Washington (RPO). In den USA hat am Montag die Volkszählung begonnen. Über 120 Millionen Haushalte erhalten in den nächsten Tagen per Post die Erhebungsbögen. Erstmals sind auch 13 Millionen Haushalte zweisprachig in Englisch und Spanisch angeschrieben worden. Die Zensusbehörde erhofft sich davon eine höhere Rücksendungsquote von Einwanderern aus Mittel- und Südamerika.

Die Zählung findet in einer Zeit statt, da immer mehr Bürger misstrauisch gegenüber staatlichen Erhebungen sind, viele ehemalige Hauseigentümer wegen Zwangsvollstreckungen nicht mehr in ihrem Heim wohnen und der Argwohn bei Immigranten gegenüber Regierungsbeamten inmitten des allgemeinen scharfen Vorgehens gegenüber illegaler Einwanderung gewachsen ist.
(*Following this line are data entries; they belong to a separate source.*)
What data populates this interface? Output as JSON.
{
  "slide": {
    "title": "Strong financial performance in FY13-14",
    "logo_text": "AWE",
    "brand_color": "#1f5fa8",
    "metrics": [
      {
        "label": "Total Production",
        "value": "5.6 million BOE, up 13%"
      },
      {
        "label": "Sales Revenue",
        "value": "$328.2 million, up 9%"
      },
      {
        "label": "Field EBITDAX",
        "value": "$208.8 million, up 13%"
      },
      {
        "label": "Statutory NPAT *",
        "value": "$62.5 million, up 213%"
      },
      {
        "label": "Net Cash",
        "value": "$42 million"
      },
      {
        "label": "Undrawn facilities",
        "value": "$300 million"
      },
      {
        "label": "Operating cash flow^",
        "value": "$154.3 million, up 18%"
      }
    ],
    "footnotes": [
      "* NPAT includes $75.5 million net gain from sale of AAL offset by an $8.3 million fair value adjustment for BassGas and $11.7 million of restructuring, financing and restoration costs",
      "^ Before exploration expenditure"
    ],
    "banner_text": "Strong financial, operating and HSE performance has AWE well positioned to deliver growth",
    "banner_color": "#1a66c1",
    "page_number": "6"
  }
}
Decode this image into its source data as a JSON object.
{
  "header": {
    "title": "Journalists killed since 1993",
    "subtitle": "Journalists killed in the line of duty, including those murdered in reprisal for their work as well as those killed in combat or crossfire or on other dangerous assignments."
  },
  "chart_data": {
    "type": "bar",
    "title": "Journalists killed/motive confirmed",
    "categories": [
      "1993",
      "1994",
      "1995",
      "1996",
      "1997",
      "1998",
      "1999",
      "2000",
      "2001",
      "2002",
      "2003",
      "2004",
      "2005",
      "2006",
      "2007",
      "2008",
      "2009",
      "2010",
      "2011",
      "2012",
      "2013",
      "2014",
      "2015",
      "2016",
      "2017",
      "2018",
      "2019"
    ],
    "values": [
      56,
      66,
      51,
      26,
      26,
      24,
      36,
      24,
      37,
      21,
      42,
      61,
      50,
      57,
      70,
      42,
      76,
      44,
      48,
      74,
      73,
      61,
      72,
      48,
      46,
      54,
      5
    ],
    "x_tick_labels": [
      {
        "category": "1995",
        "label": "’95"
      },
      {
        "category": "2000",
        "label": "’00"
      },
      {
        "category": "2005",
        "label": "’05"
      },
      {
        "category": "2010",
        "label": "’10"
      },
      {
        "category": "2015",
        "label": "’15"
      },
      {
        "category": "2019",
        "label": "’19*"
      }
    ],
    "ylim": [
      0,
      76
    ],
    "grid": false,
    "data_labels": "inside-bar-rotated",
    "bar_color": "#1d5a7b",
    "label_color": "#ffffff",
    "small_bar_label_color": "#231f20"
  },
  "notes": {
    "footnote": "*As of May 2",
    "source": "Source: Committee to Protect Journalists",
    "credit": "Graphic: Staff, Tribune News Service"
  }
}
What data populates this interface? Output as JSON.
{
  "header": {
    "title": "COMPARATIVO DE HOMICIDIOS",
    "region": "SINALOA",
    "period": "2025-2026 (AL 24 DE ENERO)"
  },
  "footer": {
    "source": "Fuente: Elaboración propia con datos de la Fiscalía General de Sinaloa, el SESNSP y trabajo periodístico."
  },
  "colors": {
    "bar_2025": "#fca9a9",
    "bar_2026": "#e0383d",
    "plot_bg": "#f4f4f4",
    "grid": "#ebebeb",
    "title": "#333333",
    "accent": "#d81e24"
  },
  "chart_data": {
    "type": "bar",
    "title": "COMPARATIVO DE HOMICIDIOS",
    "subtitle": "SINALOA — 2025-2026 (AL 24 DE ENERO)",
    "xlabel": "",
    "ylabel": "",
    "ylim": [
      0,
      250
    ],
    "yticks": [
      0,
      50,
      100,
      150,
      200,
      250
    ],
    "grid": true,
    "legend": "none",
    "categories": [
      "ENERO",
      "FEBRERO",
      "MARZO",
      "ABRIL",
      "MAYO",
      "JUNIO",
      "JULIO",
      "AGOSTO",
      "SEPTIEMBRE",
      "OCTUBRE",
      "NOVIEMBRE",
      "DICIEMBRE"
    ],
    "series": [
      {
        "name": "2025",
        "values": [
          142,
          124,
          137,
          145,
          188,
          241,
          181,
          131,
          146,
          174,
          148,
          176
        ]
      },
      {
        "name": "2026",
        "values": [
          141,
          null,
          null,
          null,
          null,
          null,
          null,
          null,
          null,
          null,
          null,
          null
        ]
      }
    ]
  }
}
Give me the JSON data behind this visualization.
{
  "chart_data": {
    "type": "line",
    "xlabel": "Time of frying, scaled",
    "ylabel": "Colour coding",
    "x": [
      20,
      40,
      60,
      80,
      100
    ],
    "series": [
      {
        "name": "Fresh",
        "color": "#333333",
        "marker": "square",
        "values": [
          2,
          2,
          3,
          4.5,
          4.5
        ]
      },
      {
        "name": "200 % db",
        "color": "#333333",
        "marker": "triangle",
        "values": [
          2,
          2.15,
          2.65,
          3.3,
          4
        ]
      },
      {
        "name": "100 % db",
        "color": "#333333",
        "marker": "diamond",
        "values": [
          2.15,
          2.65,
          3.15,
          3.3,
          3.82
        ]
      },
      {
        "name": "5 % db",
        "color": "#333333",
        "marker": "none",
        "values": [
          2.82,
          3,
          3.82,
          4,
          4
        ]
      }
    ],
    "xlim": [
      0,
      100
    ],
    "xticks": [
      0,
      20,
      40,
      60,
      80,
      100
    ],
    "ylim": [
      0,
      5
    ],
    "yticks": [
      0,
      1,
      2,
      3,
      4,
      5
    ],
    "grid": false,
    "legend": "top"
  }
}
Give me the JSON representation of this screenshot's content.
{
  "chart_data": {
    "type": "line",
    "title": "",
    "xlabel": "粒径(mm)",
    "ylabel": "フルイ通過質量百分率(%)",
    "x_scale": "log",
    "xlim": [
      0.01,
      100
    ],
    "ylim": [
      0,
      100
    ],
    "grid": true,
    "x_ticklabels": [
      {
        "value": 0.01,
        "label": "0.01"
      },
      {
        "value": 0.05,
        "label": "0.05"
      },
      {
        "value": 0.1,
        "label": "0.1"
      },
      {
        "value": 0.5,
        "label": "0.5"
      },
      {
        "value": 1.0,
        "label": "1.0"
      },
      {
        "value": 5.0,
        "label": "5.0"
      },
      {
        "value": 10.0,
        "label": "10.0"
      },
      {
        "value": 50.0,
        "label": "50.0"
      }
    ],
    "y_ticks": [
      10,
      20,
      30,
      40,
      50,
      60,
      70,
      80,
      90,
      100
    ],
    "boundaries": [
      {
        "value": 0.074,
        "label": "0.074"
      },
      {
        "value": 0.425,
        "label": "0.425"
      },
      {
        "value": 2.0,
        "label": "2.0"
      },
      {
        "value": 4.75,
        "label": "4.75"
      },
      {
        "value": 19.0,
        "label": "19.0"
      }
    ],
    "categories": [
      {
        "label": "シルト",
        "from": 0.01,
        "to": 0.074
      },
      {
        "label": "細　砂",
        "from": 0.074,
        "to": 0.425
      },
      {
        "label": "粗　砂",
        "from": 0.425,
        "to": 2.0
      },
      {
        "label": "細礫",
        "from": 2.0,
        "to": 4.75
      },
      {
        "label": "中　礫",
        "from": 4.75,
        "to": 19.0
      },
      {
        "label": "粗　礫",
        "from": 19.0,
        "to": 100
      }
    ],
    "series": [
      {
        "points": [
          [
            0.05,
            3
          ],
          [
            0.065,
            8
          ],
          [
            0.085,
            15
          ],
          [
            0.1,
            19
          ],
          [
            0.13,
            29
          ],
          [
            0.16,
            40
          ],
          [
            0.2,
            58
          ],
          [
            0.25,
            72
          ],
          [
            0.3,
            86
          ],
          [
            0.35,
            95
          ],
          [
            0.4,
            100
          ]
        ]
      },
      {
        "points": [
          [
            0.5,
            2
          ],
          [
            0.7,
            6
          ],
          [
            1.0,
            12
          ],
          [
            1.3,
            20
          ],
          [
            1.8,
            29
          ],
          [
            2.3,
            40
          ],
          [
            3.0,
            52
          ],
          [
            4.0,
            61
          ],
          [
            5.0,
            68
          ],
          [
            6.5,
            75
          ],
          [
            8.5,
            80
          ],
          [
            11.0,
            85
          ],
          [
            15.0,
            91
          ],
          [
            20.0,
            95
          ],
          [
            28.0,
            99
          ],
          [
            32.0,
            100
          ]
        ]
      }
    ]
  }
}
Begleitet wird die briefliche Erhebung von Volkszählern, die an den Haustüren klingeln.

Die Ergebnisse der Volkszählung spielen beispielsweise bei der Zuweisung von über 400 Milliarden Dollar an Bundesmitteln und der Zahl der Abgeordneten eine Rolle, die ein US-Staat in das Repräsentantenhaus nach Washington entsenden darf. Vor allem in den schnell wachsenden Staaten im Süden und Westen der USA sorgen sich die Verantwortlichen über negative Folgen, da dort die Zahl der Rücksendungen bei der Zählung vor zehn Jahren unter dem Durchschnitt lag. Besonders gering ist die Resonanz generell bei jungen Erwachsenen und Bürgern hispanischer Abstammung.